Fin dal primo giorno di pontificato papa Francesco ha dimostrato di voler cambiare in profondità con i suoi gesti, le sue parole e i suoi atti una Chiesa “incapace di cogliere i fermenti e le esigenze dei suoi stessi fedeli, spesso chiusa nei privilegi di carriera e di casta”. Lo ha fatto (e continua a farlo) – a volte ispirato dal pensiero di alcuni suoi illustri predecessori, altre di sua esclusiva iniziativa – affrontando tutti i temi, anche spinosi, su cui la Chiesa da sempre si arrovella: dal sacerdozio femminile alle coppie omosessuali, dalla pratica liturgica all’ostentazione della ricchezza, dall’ammissione dei divorziati risposati ai sacramenti alla crisi del matrimonio. Un modus operandi a tratti dirompente che sta traghettando la Chiesa verso il mondo moderno, lasciando inevitabilmente in mare i “doganieri della fede”, incapaci di avvicinarsi al sentire della gente.
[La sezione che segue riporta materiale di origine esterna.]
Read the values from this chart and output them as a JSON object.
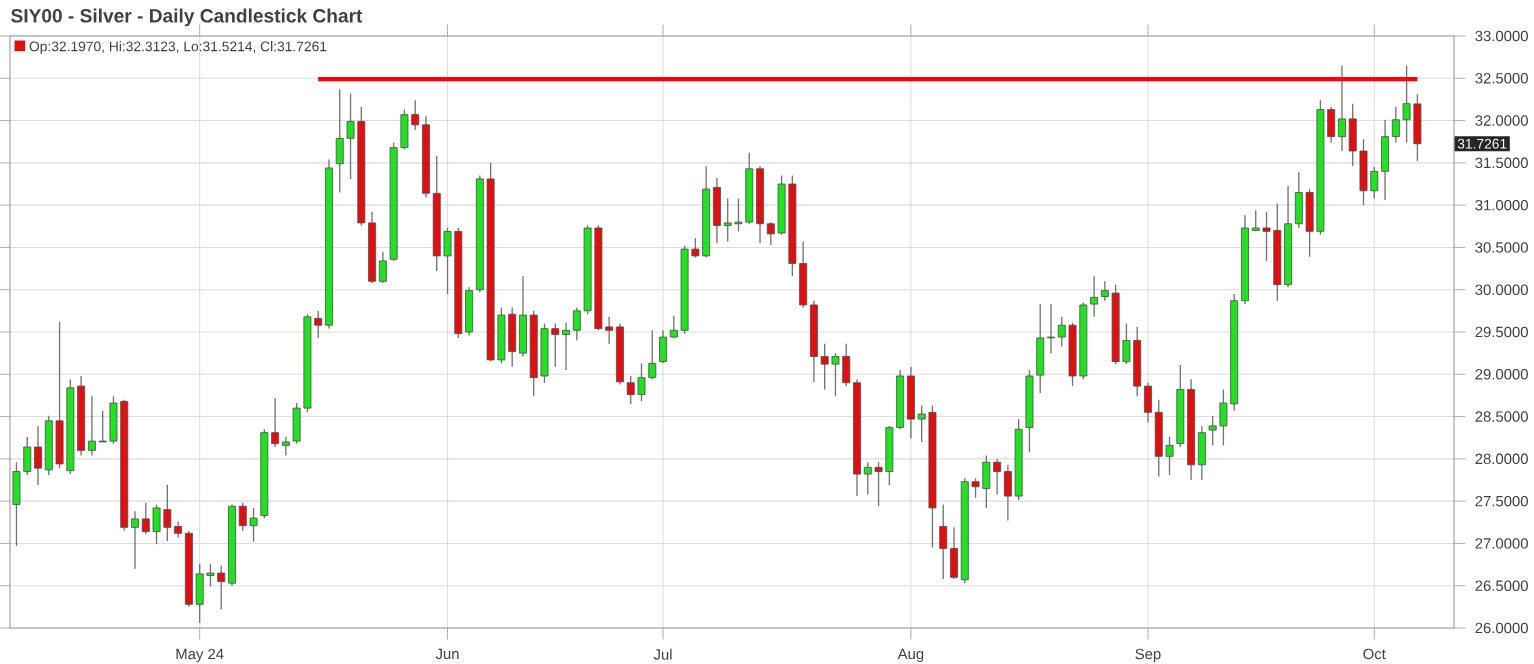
{
  "chart_data": {
    "type": "candlestick",
    "title": "SIY00 - Silver - Daily Candlestick Chart",
    "annotations": [
      "Op:32.1970, Hi:32.3123, Lo:31.5214, Cl:31.7261",
      "31.7261"
    ],
    "categories": [
      null,
      null,
      null,
      null,
      null,
      null,
      null,
      null,
      null,
      null,
      null,
      null,
      null,
      null,
      null,
      null,
      null,
      "May 24",
      null,
      null,
      null,
      null,
      null,
      null,
      null,
      null,
      null,
      null,
      null,
      null,
      null,
      null,
      null,
      null,
      null,
      null,
      null,
      null,
      null,
      null,
      "Jun",
      null,
      null,
      null,
      null,
      null,
      null,
      null,
      null,
      null,
      null,
      null,
      null,
      null,
      null,
      null,
      null,
      null,
      null,
      null,
      "Jul",
      null,
      null,
      null,
      null,
      null,
      null,
      null,
      null,
      null,
      null,
      null,
      null,
      null,
      null,
      null,
      null,
      null,
      null,
      null,
      null,
      null,
      null,
      "Aug",
      null,
      null,
      null,
      null,
      null,
      null,
      null,
      null,
      null,
      null,
      null,
      null,
      null,
      null,
      null,
      null,
      null,
      null,
      null,
      null,
      null,
      "Sep",
      null,
      null,
      null,
      null,
      null,
      null,
      null,
      null,
      null,
      null,
      null,
      null,
      null,
      null,
      null,
      null,
      null,
      null,
      null,
      null,
      "Oct",
      null,
      null,
      null,
      null
    ],
    "ohlc": [
      [
        27.46,
        27.96,
        26.97,
        27.85
      ],
      [
        27.85,
        28.26,
        27.81,
        28.14
      ],
      [
        28.14,
        28.39,
        27.69,
        27.89
      ],
      [
        27.87,
        28.51,
        27.81,
        28.45
      ],
      [
        28.45,
        29.62,
        27.89,
        27.94
      ],
      [
        27.86,
        28.94,
        27.82,
        28.84
      ],
      [
        28.86,
        28.98,
        28.04,
        28.1
      ],
      [
        28.1,
        28.74,
        28.04,
        28.21
      ],
      [
        28.21,
        28.57,
        28.2,
        28.2
      ],
      [
        28.21,
        28.74,
        28.18,
        28.66
      ],
      [
        28.68,
        28.7,
        27.15,
        27.19
      ],
      [
        27.19,
        27.38,
        26.7,
        27.29
      ],
      [
        27.29,
        27.48,
        27.11,
        27.14
      ],
      [
        27.14,
        27.46,
        26.99,
        27.42
      ],
      [
        27.4,
        27.69,
        27.03,
        27.19
      ],
      [
        27.2,
        27.26,
        27.07,
        27.12
      ],
      [
        27.12,
        27.15,
        26.25,
        26.28
      ],
      [
        26.28,
        26.76,
        26.06,
        26.64
      ],
      [
        26.62,
        26.76,
        26.49,
        26.65
      ],
      [
        26.65,
        26.74,
        26.22,
        26.55
      ],
      [
        26.53,
        27.46,
        26.5,
        27.44
      ],
      [
        27.44,
        27.48,
        27.15,
        27.21
      ],
      [
        27.21,
        27.42,
        27.02,
        27.3
      ],
      [
        27.33,
        28.35,
        27.3,
        28.31
      ],
      [
        28.31,
        28.72,
        28.14,
        28.18
      ],
      [
        28.16,
        28.26,
        28.04,
        28.2
      ],
      [
        28.21,
        28.66,
        28.18,
        28.6
      ],
      [
        28.6,
        29.71,
        28.55,
        29.68
      ],
      [
        29.66,
        29.75,
        29.43,
        29.58
      ],
      [
        29.58,
        31.54,
        29.54,
        31.44
      ],
      [
        31.49,
        32.37,
        31.15,
        31.79
      ],
      [
        31.79,
        32.32,
        31.31,
        31.99
      ],
      [
        31.99,
        32.16,
        30.76,
        30.79
      ],
      [
        30.79,
        30.92,
        30.08,
        30.1
      ],
      [
        30.1,
        30.45,
        30.08,
        30.34
      ],
      [
        30.36,
        31.74,
        30.34,
        31.68
      ],
      [
        31.68,
        32.13,
        31.66,
        32.07
      ],
      [
        32.07,
        32.24,
        31.89,
        31.95
      ],
      [
        31.95,
        32.05,
        31.09,
        31.14
      ],
      [
        31.14,
        31.58,
        30.22,
        30.4
      ],
      [
        30.4,
        30.73,
        29.95,
        30.69
      ],
      [
        30.69,
        30.73,
        29.43,
        29.48
      ],
      [
        29.5,
        30.03,
        29.46,
        29.99
      ],
      [
        30.0,
        31.35,
        29.97,
        31.31
      ],
      [
        31.31,
        31.5,
        29.15,
        29.17
      ],
      [
        29.17,
        29.79,
        29.13,
        29.7
      ],
      [
        29.71,
        29.79,
        29.09,
        29.27
      ],
      [
        29.25,
        30.16,
        29.21,
        29.7
      ],
      [
        29.7,
        29.75,
        28.74,
        28.96
      ],
      [
        28.98,
        29.6,
        28.9,
        29.54
      ],
      [
        29.54,
        29.6,
        29.09,
        29.47
      ],
      [
        29.47,
        29.61,
        29.05,
        29.52
      ],
      [
        29.52,
        29.79,
        29.4,
        29.75
      ],
      [
        29.75,
        30.76,
        29.71,
        30.73
      ],
      [
        30.73,
        30.76,
        29.52,
        29.54
      ],
      [
        29.56,
        29.68,
        29.36,
        29.52
      ],
      [
        29.56,
        29.6,
        28.88,
        28.91
      ],
      [
        28.9,
        28.98,
        28.65,
        28.76
      ],
      [
        28.76,
        29.13,
        28.68,
        28.96
      ],
      [
        28.96,
        29.52,
        28.94,
        29.13
      ],
      [
        29.15,
        29.52,
        29.13,
        29.44
      ],
      [
        29.44,
        29.69,
        29.43,
        29.52
      ],
      [
        29.52,
        30.52,
        29.48,
        30.48
      ],
      [
        30.48,
        30.61,
        30.38,
        30.4
      ],
      [
        30.4,
        31.46,
        30.38,
        31.19
      ],
      [
        31.21,
        31.32,
        30.55,
        30.76
      ],
      [
        30.76,
        31.08,
        30.57,
        30.79
      ],
      [
        30.78,
        31.08,
        30.69,
        30.8
      ],
      [
        30.8,
        31.62,
        30.78,
        31.43
      ],
      [
        31.43,
        31.46,
        30.55,
        30.78
      ],
      [
        30.78,
        30.8,
        30.53,
        30.66
      ],
      [
        30.67,
        31.35,
        30.65,
        31.25
      ],
      [
        31.25,
        31.35,
        30.16,
        30.31
      ],
      [
        30.31,
        30.57,
        29.79,
        29.82
      ],
      [
        29.82,
        29.87,
        28.91,
        29.21
      ],
      [
        29.21,
        29.36,
        28.82,
        29.12
      ],
      [
        29.12,
        29.25,
        28.74,
        29.21
      ],
      [
        29.21,
        29.36,
        28.86,
        28.9
      ],
      [
        28.9,
        28.94,
        27.56,
        27.82
      ],
      [
        27.82,
        27.96,
        27.58,
        27.9
      ],
      [
        27.9,
        27.96,
        27.44,
        27.85
      ],
      [
        27.85,
        28.39,
        27.69,
        28.37
      ],
      [
        28.37,
        29.05,
        28.35,
        28.98
      ],
      [
        28.98,
        29.09,
        28.24,
        28.47
      ],
      [
        28.47,
        28.63,
        28.2,
        28.53
      ],
      [
        28.55,
        28.63,
        26.95,
        27.42
      ],
      [
        27.2,
        27.46,
        26.58,
        26.94
      ],
      [
        26.94,
        27.19,
        26.58,
        26.6
      ],
      [
        26.57,
        27.77,
        26.53,
        27.73
      ],
      [
        27.73,
        27.77,
        27.54,
        27.67
      ],
      [
        27.65,
        28.04,
        27.42,
        27.96
      ],
      [
        27.96,
        28.0,
        27.58,
        27.85
      ],
      [
        27.85,
        27.93,
        27.27,
        27.56
      ],
      [
        27.56,
        28.47,
        27.51,
        28.35
      ],
      [
        28.37,
        29.05,
        28.08,
        28.98
      ],
      [
        28.99,
        29.83,
        28.78,
        29.43
      ],
      [
        29.43,
        29.83,
        29.25,
        29.44
      ],
      [
        29.44,
        29.68,
        29.33,
        29.58
      ],
      [
        29.58,
        29.61,
        28.86,
        28.98
      ],
      [
        28.98,
        29.85,
        28.94,
        29.82
      ],
      [
        29.83,
        30.16,
        29.68,
        29.91
      ],
      [
        29.92,
        30.1,
        29.87,
        29.99
      ],
      [
        29.96,
        30.06,
        29.12,
        29.15
      ],
      [
        29.15,
        29.6,
        29.12,
        29.4
      ],
      [
        29.4,
        29.56,
        28.74,
        28.86
      ],
      [
        28.86,
        28.9,
        28.43,
        28.55
      ],
      [
        28.55,
        28.7,
        27.79,
        28.03
      ],
      [
        28.03,
        28.26,
        27.81,
        28.16
      ],
      [
        28.18,
        29.11,
        28.14,
        28.82
      ],
      [
        28.82,
        28.94,
        27.75,
        27.93
      ],
      [
        27.93,
        28.39,
        27.75,
        28.31
      ],
      [
        28.34,
        28.51,
        28.16,
        28.39
      ],
      [
        28.39,
        28.82,
        28.16,
        28.66
      ],
      [
        28.65,
        29.95,
        28.57,
        29.87
      ],
      [
        29.87,
        30.88,
        29.83,
        30.73
      ],
      [
        30.7,
        30.94,
        30.69,
        30.73
      ],
      [
        30.73,
        30.92,
        30.34,
        30.69
      ],
      [
        30.7,
        31.02,
        29.87,
        30.06
      ],
      [
        30.06,
        31.23,
        30.03,
        30.78
      ],
      [
        30.78,
        31.39,
        30.73,
        31.15
      ],
      [
        31.15,
        31.19,
        30.39,
        30.69
      ],
      [
        30.69,
        32.24,
        30.65,
        32.13
      ],
      [
        32.13,
        32.16,
        31.74,
        31.81
      ],
      [
        31.81,
        32.65,
        31.64,
        32.02
      ],
      [
        32.02,
        32.2,
        31.46,
        31.64
      ],
      [
        31.64,
        31.78,
        31.0,
        31.17
      ],
      [
        31.17,
        31.45,
        31.08,
        31.4
      ],
      [
        31.4,
        32.01,
        31.06,
        31.81
      ],
      [
        31.81,
        32.16,
        31.74,
        32.01
      ],
      [
        32.01,
        32.65,
        31.74,
        32.2
      ],
      [
        32.197,
        32.3123,
        31.5214,
        31.7261
      ]
    ],
    "series": [
      {
        "type": "line",
        "values": [
          null,
          null,
          null,
          null,
          null,
          null,
          null,
          null,
          null,
          null,
          null,
          null,
          null,
          null,
          null,
          null,
          null,
          null,
          null,
          null,
          null,
          null,
          null,
          null,
          null,
          null,
          null,
          null,
          32.49,
          32.49,
          32.49,
          32.49,
          32.49,
          32.49,
          32.49,
          32.49,
          32.49,
          32.49,
          32.49,
          32.49,
          32.49,
          32.49,
          32.49,
          32.49,
          32.49,
          32.49,
          32.49,
          32.49,
          32.49,
          32.49,
          32.49,
          32.49,
          32.49,
          32.49,
          32.49,
          32.49,
          32.49,
          32.49,
          32.49,
          32.49,
          32.49,
          32.49,
          32.49,
          32.49,
          32.49,
          32.49,
          32.49,
          32.49,
          32.49,
          32.49,
          32.49,
          32.49,
          32.49,
          32.49,
          32.49,
          32.49,
          32.49,
          32.49,
          32.49,
          32.49,
          32.49,
          32.49,
          32.49,
          32.49,
          32.49,
          32.49,
          32.49,
          32.49,
          32.49,
          32.49,
          32.49,
          32.49,
          32.49,
          32.49,
          32.49,
          32.49,
          32.49,
          32.49,
          32.49,
          32.49,
          32.49,
          32.49,
          32.49,
          32.49,
          32.49,
          32.49,
          32.49,
          32.49,
          32.49,
          32.49,
          32.49,
          32.49,
          32.49,
          32.49,
          32.49,
          32.49,
          32.49,
          32.49,
          32.49,
          32.49,
          32.49,
          32.49,
          32.49,
          32.49,
          32.49,
          32.49,
          32.49,
          32.49,
          32.49,
          32.49,
          32.49
        ],
        "color": "#ff0000"
      }
    ],
    "ylim": [
      26,
      33
    ],
    "yticks": [
      {
        "value": 26,
        "label": "26.0000"
      },
      {
        "value": 26.5,
        "label": "26.5000"
      },
      {
        "value": 27,
        "label": "27.0000"
      },
      {
        "value": 27.5,
        "label": "27.5000"
      },
      {
        "value": 28,
        "label": "28.0000"
      },
      {
        "value": 28.5,
        "label": "28.5000"
      },
      {
        "value": 29,
        "label": "29.0000"
      },
      {
        "value": 29.5,
        "label": "29.5000"
      },
      {
        "value": 30,
        "label": "30.0000"
      },
      {
        "value": 30.5,
        "label": "30.5000"
      },
      {
        "value": 31,
        "label": "31.0000"
      },
      {
        "value": 31.5,
        "label": "31.5000"
      },
      {
        "value": 32,
        "label": "32.0000"
      },
      {
        "value": 32.5,
        "label": "32.5000"
      },
      {
        "value": 33,
        "label": "33.0000"
      }
    ],
    "grid": true
  }
}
Chi chiedeva al Papa una svolta concreta è stato comunque accontentato. A tre secoli di distanza dalla normativa di Benedetto XIV, il bolognese Prospero Lambertini, col motu proprio ‘Mitis Iudex Dominus Iesus’, Francesco ha rivoluzionato il processo canonico per la dichiarazione di nullità matrimoniale. Diverse le cose di cui sorridere.
Primo. Tempi ridotti a non più di un anno, una sola sentenza e minore abuso del diritto di appello, respingibile ove appaia manifestamente strumentale o dilatorio. Ricorso inoltre al processo breve nel caso in cui ci sia il consenso dei coniugi e la nullità del vincolo sacramentale sia dimostrata da argomenti incontestabili.
Secondo. Gratuità delle procedure “per quanto possibile” e “salva la giusta e dignitosa retribuzione degli operatori dei tribunali”, cosicché “la Chiesa, mostrandosi ai fedeli madre generosa, in una materia così strettamente legata alla salvezza delle anime manifesti l’amore gratuito di Cristo”.
Terzo. Iter breve, ma non sommario né amministrativo, con il pieno esercizio da parte del vescovo della propria funzione giurisdizionale a tutela della verità nei singoli casi.
Quarto. Maggior peso alla confessione giudiziale e alle dichiarazioni delle parti, ove sostenute da testi sulla credibilità delle stesse e non confutate da altri elementi.
Quinto. Una prima risposta concreta alle attese dei divorziati risposati che chiedono di essere riammessi all’Eucarestia con una riforma tagliata proprio sul motivo principale per il quale è richiesta la nullità matrimoniale, cioè il desiderio di perfezionare una nuova unione stabile e felice, tornando a ricevere i sacramenti.
Come tutte le rivoluzioni, però, anche quella di papa Francesco rischia di lasciare dei morti sul campo. Perché – così come accaduto per il divorzio breve – non si può escludere che dal prossimo 8 dicembre il numero di richieste di nullità matrimoniale aumenti a dismisura. E allora potremmo trovarci a chiederci che n’è stato dell’indissolubilità del vincolo, cristallizzatasi nei secoli come valore etico e teologico, e che senso avrà continuare a parlarne se per dichiarare nullo un matrimonio basterà un anno.